Opinião

Despejo liminar após o veto ao RJET é uma solução simples

Autor

  • Haroldo Lourenço

    é sócio do escritório BLP Advogados pós-doutor em Arbitragem na Administração Pública (Uerj) doutor e mestre em Direito Processual (Unesa) pós-graduado em Processo Constitucional (Uerj) e em Processo Civil (UFF) professor adjunto concursado em Processo Civil na UFRJ professor convidado na Fundação Getúlio Vargas (FGV) na Escola da Magistratura do Rio de Janeiro (Emerj) membro do Instituto Brasileiro de Direito Processual (IBDP) da Academia Brasileira de Direito Processual Civil (ABDPC) do Instituto Carioca de Processo Civil (ICPC) e do Instituto dos Advogados Brasileiros (IAB).

20 de julho de 2020, 6h36

O Brasil publicou a sua lei emergencial (Lei Federal nº 14.010/20) para enfrentamento à pandemia mundial da Covid-19, instituindo um Regime Jurídico Emergencial e Transitório das relações jurídicas de Direito Privado (RJET), tendo o seu artigo 9º pretendido vedar a concessão de liminares nas ações de despejo [1], contudo, foi totalmente vetado pela presidência.

É interessante que as razões do veto [2] se mostraram alinhadas com alguns dos propósitos da Lei nº 13.874/19 (Liberdade Econômica), que prestigia um modelo contratual mais liberal, pautado na autonomia privada e na valorização do pacta sunt servanda [3].

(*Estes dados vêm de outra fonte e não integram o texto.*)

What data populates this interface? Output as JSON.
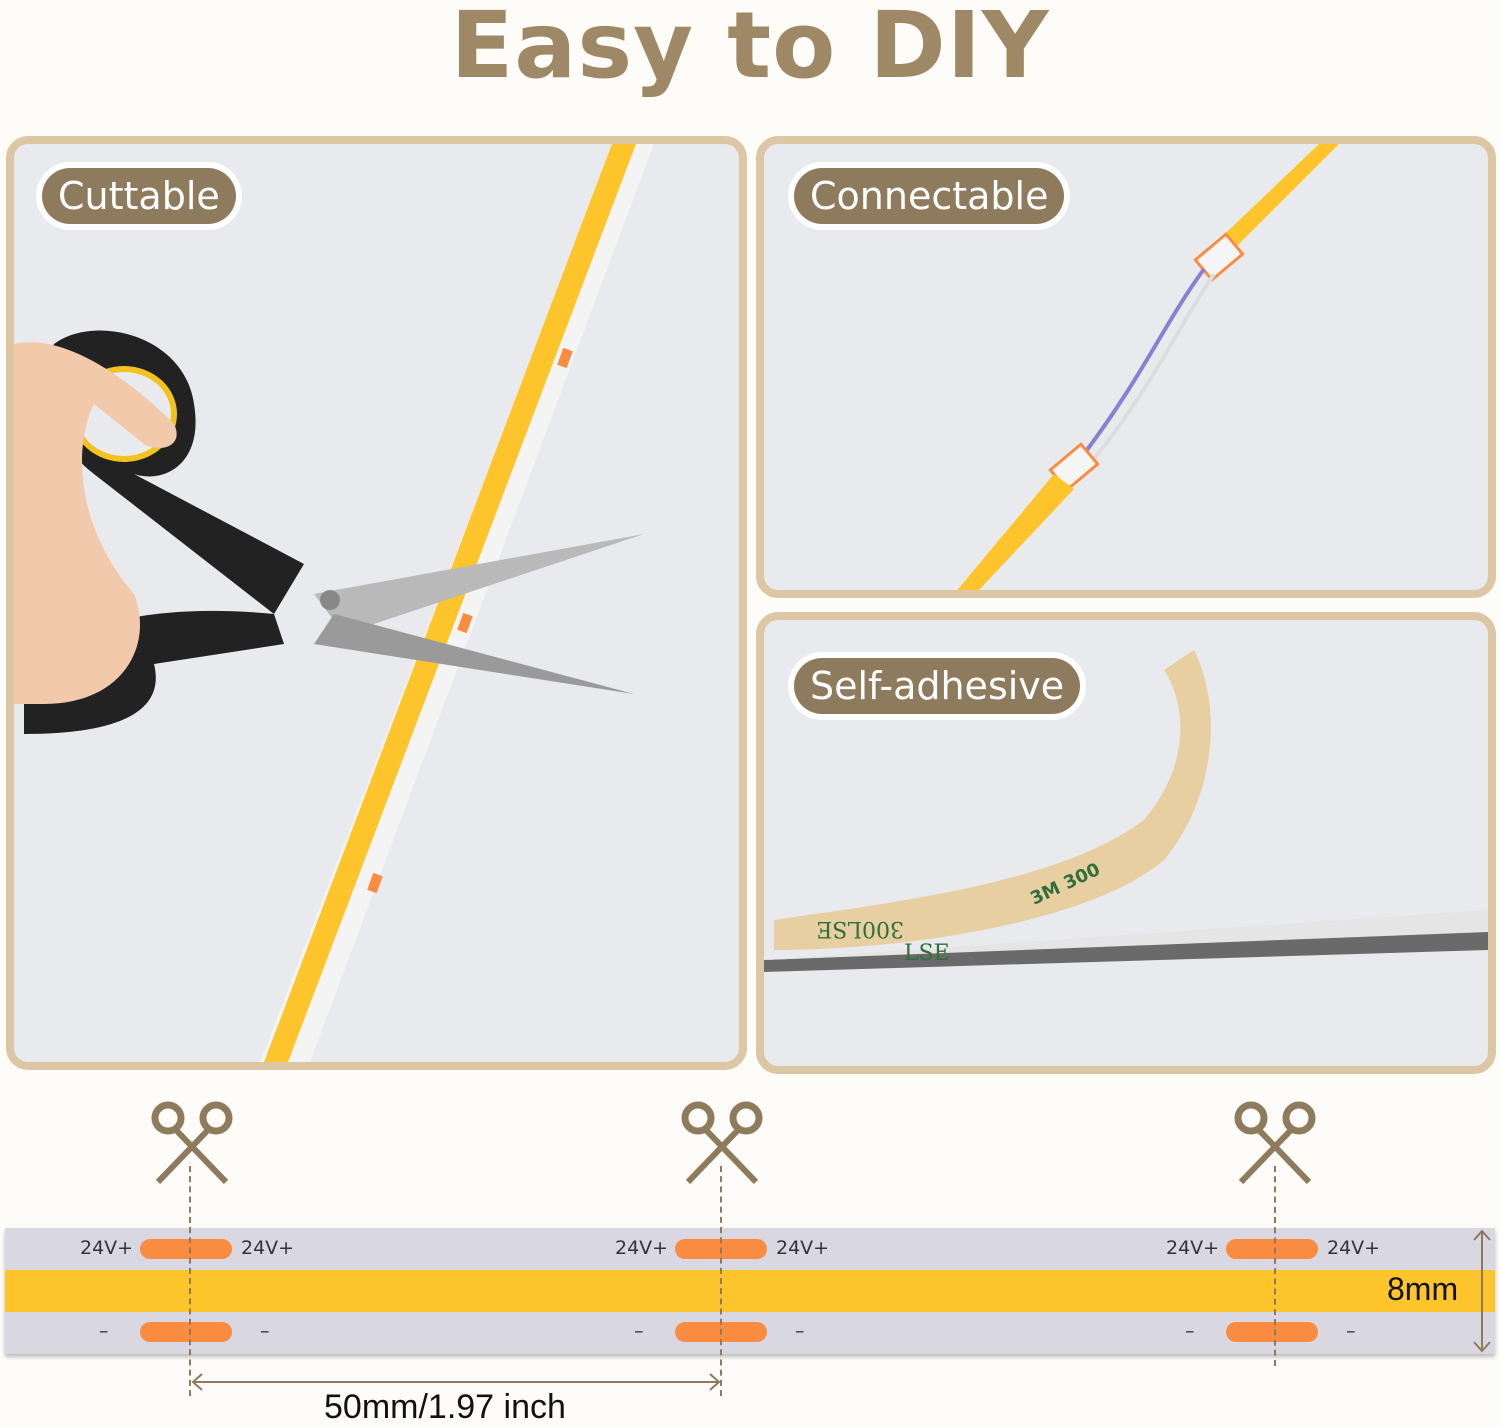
{
  "title": "Easy to DIY",
  "panels": {
    "cuttable": "Cuttable",
    "connectable": "Connectable",
    "self_adhesive": "Self-adhesive"
  },
  "tape_print": {
    "a": "3M 300",
    "b": "300LSE",
    "c": "LSE"
  },
  "diagram": {
    "positive_label": "24V+",
    "negative_label": "–",
    "width_label": "8mm",
    "spacing_label": "50mm/1.97 inch"
  },
  "colors": {
    "title": "#9e8866",
    "led": "#fdc52b",
    "pad": "#f98c41",
    "border": "#dcc6a3",
    "badge": "#8e7a5c"
  }
}
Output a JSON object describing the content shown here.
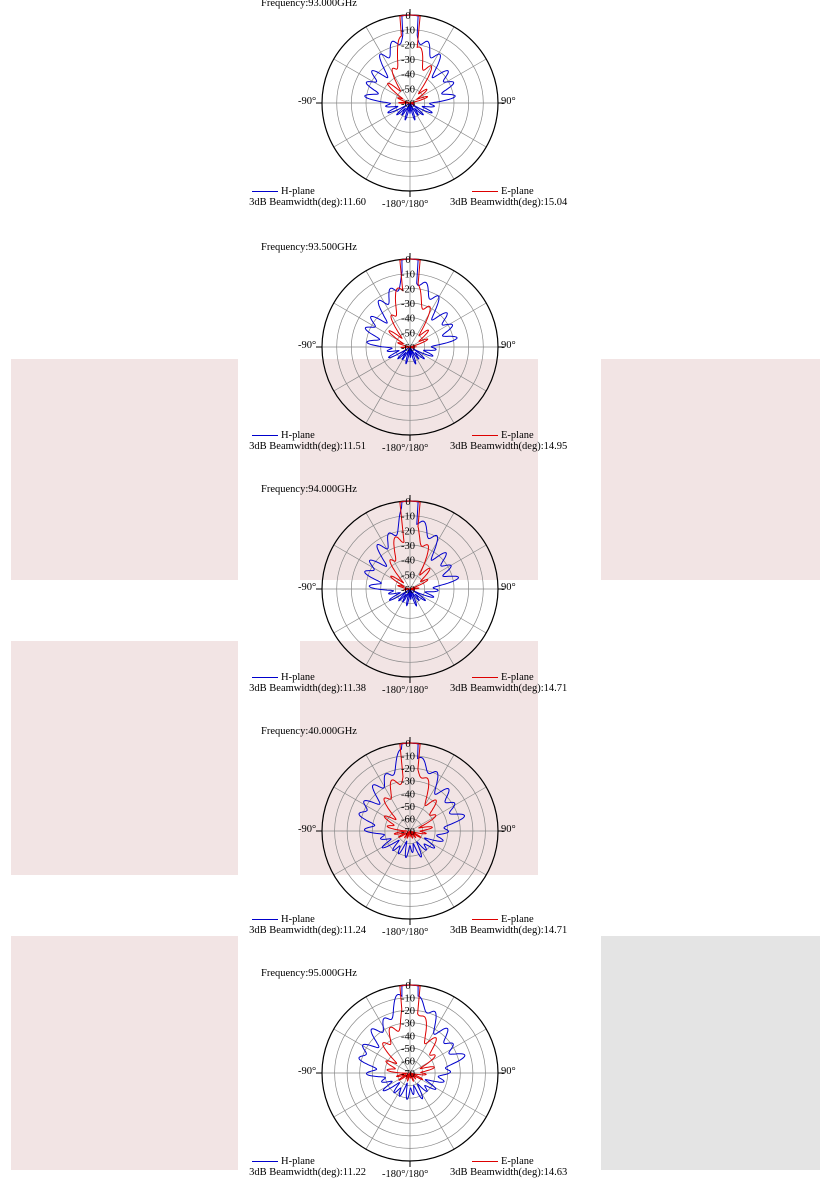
{
  "colors": {
    "h_plane": "#0000cc",
    "e_plane": "#dd0000",
    "grid": "#888888",
    "bg_pink": "#f2e4e4",
    "bg_gray": "#e4e4e4"
  },
  "labels": {
    "left": "-90°",
    "right": "90°",
    "bottom": "-180°/180°",
    "h_name": "H-plane",
    "e_name": "E-plane"
  },
  "chart_data": [
    {
      "type": "polar",
      "title": "Frequency:93.000GHz",
      "radial_ticks": [
        "0",
        "-10",
        "-20",
        "-30",
        "-40",
        "-50",
        "-60"
      ],
      "r_range": [
        -60,
        0
      ],
      "series": [
        {
          "name": "H-plane",
          "beamwidth_label": "3dB Beamwidth(deg):11.60",
          "beamwidth_deg": 11.6
        },
        {
          "name": "E-plane",
          "beamwidth_label": "3dB Beamwidth(deg):15.04",
          "beamwidth_deg": 15.04
        }
      ]
    },
    {
      "type": "polar",
      "title": "Frequency:93.500GHz",
      "radial_ticks": [
        "0",
        "-10",
        "-20",
        "-30",
        "-40",
        "-50",
        "-60"
      ],
      "r_range": [
        -60,
        0
      ],
      "series": [
        {
          "name": "H-plane",
          "beamwidth_label": "3dB Beamwidth(deg):11.51",
          "beamwidth_deg": 11.51
        },
        {
          "name": "E-plane",
          "beamwidth_label": "3dB Beamwidth(deg):14.95",
          "beamwidth_deg": 14.95
        }
      ]
    },
    {
      "type": "polar",
      "title": "Frequency:94.000GHz",
      "radial_ticks": [
        "0",
        "-10",
        "-20",
        "-30",
        "-40",
        "-50",
        "-60"
      ],
      "r_range": [
        -60,
        0
      ],
      "series": [
        {
          "name": "H-plane",
          "beamwidth_label": "3dB Beamwidth(deg):11.38",
          "beamwidth_deg": 11.38
        },
        {
          "name": "E-plane",
          "beamwidth_label": "3dB Beamwidth(deg):14.71",
          "beamwidth_deg": 14.71
        }
      ]
    },
    {
      "type": "polar",
      "title": "Frequency:40.000GHz",
      "radial_ticks": [
        "0",
        "-10",
        "-20",
        "-30",
        "-40",
        "-50",
        "-60",
        "-70"
      ],
      "r_range": [
        -70,
        0
      ],
      "series": [
        {
          "name": "H-plane",
          "beamwidth_label": "3dB Beamwidth(deg):11.24",
          "beamwidth_deg": 11.24
        },
        {
          "name": "E-plane",
          "beamwidth_label": "3dB Beamwidth(deg):14.71",
          "beamwidth_deg": 14.71
        }
      ]
    },
    {
      "type": "polar",
      "title": "Frequency:95.000GHz",
      "radial_ticks": [
        "0",
        "-10",
        "-20",
        "-30",
        "-40",
        "-50",
        "-60",
        "-70"
      ],
      "r_range": [
        -70,
        0
      ],
      "series": [
        {
          "name": "H-plane",
          "beamwidth_label": "3dB Beamwidth(deg):11.22",
          "beamwidth_deg": 11.22
        },
        {
          "name": "E-plane",
          "beamwidth_label": "3dB Beamwidth(deg):14.63",
          "beamwidth_deg": 14.63
        }
      ]
    }
  ]
}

Assim, restou um cenário nebuloso pois, a priori, a "resposta legislativa" diante do veto foi no sentido de se permitir o desalijo em todas as situações autorizadas pela lei, que inclusive são consideravelmente ampliadas pela jurisprudência [4], não havendo nenhum dispositivo legislativo que regulamente da retomada dos imóveis durante o período pandêmico.

Nessa linha, algumas questões merecem reflexão.

A nomenclatura "liminar" virou expressão promíscua, utilizada indistintamente para várias decisões judiciais. Liminar é a decisão judicial proferida no início do processo [5], antes da citação da parte contrária, contudo, em 1991, ano de publicação da Lei de Locações (8.245/91), não havia sido sequer generalizada a tutela antecipada [6], portanto, grande mérito para a lei do inquilinato que se mostrou de vanguarda.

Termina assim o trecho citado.